VBT – Meditation 11.3

Rein In The Senses

We believe we are fully aware of all our five senses, including taste. Our senses receive and transmit stimuli, either external (sight, taste, smell, etc.) or internal (hunger, thirst, sex, equilibrium, muscular and visceral movements). The stimuli send signals to our mind and, impromptu, we act. Through these senses we reach out to the real world around us. For instance, when we see or hear a bumblebee buzz, we shoo it away. Actions are responses to the signals received by our mind, but inertia makes us lazy.

Mystics say our mind has a tendency to rule us. It forever pulls us away from our heart. This split between our mind and heart disintegrates us. Added to this, the senses constantly pour unnecessary information from the outer world into our mind, which therefore, is in a perpetual flux with a stream of thoughts-either related or scattered. This causes a lack of wholeness.

Unlike us, the mystics live in a state of inner silence and heightened consciousness. The outer chaos does not effect them. They regard the senses as the doors to experience our true nature. Osho says that the mystics look but do not identify with what they see, hear but do not cling to what is heard, eat but do not hanker for taste. Not ruled by the body or mind, they are beyond pain and pleasure.

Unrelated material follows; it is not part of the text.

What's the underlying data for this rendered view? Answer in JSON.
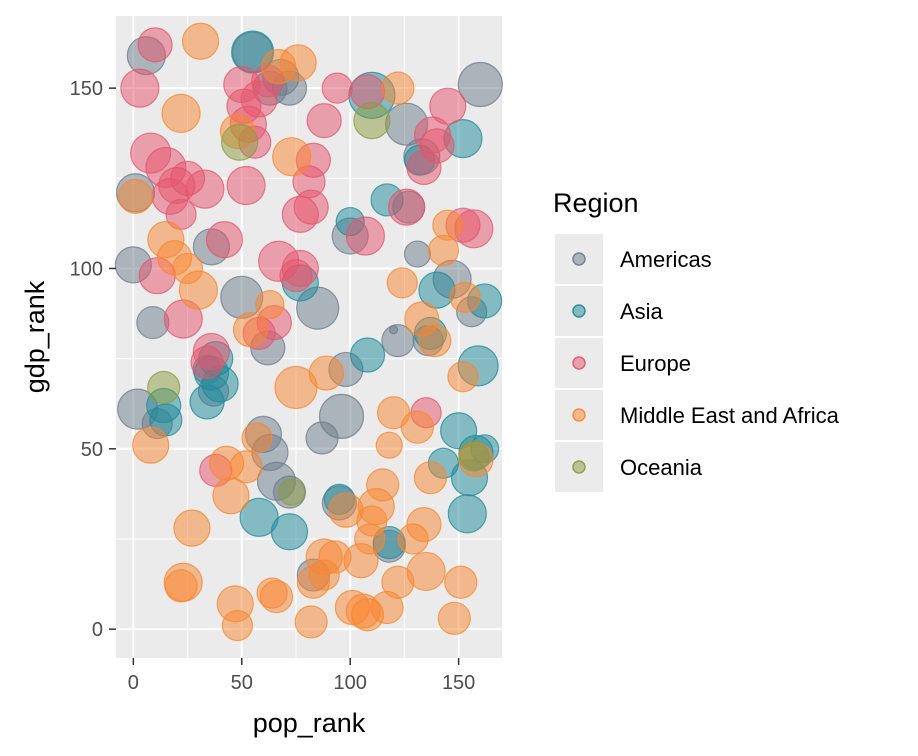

Moreover, if the senses were insignificant we would have had fewer senses. It is, therefore, important to be; consciousness of all our senses. Become aware of one of your senses because “all your senses are merged into one sensitivity. There is no gap. You see, hear, touch, smell and taste simultaneously,” says Osho.

However, we all choose. Some are eye-oriented: they only see. They may enjoy a dance, but cannot sit through a music recital, while others are adept to listening to musicians for hours. Food, tea and wine tasters, for instance, are sharply sensitive to taste. Sometimes a handshake with a friend is devoid of life, and again, a handshake with a stranger is close to a dialogue.

In the case of a fully conscious person, Zen refers to the five senses as “five flavours”. In an unconscious state, our senses are apart from us and are the constructs of suffering and mortality. For example, when we pass a restaurant, the aroma arouses a false sense of hunger even though we are not hungry. We allow our senses to deceive us to eat although we need not. This leads to overeating and indigestion. Interestingly, when we are pensive, our preoccupied senses do not bring any information to us.

Yet mystics warn us not to destroy our senses. “A conscious man stays in the middle: neither too much nor too little. He always gives to the body what is needed, to the mind what is needed,” says Osho.

Some mystics state we have six senses. Bodhidharma, the Zen mystic, said that in an awakened state our “six senses and five shades are the constructs of Nirvana and immortality.” Naank said that there is only one master of the five senses, and that is awareness. All our senses are like rivers that pour their waters into dhyan.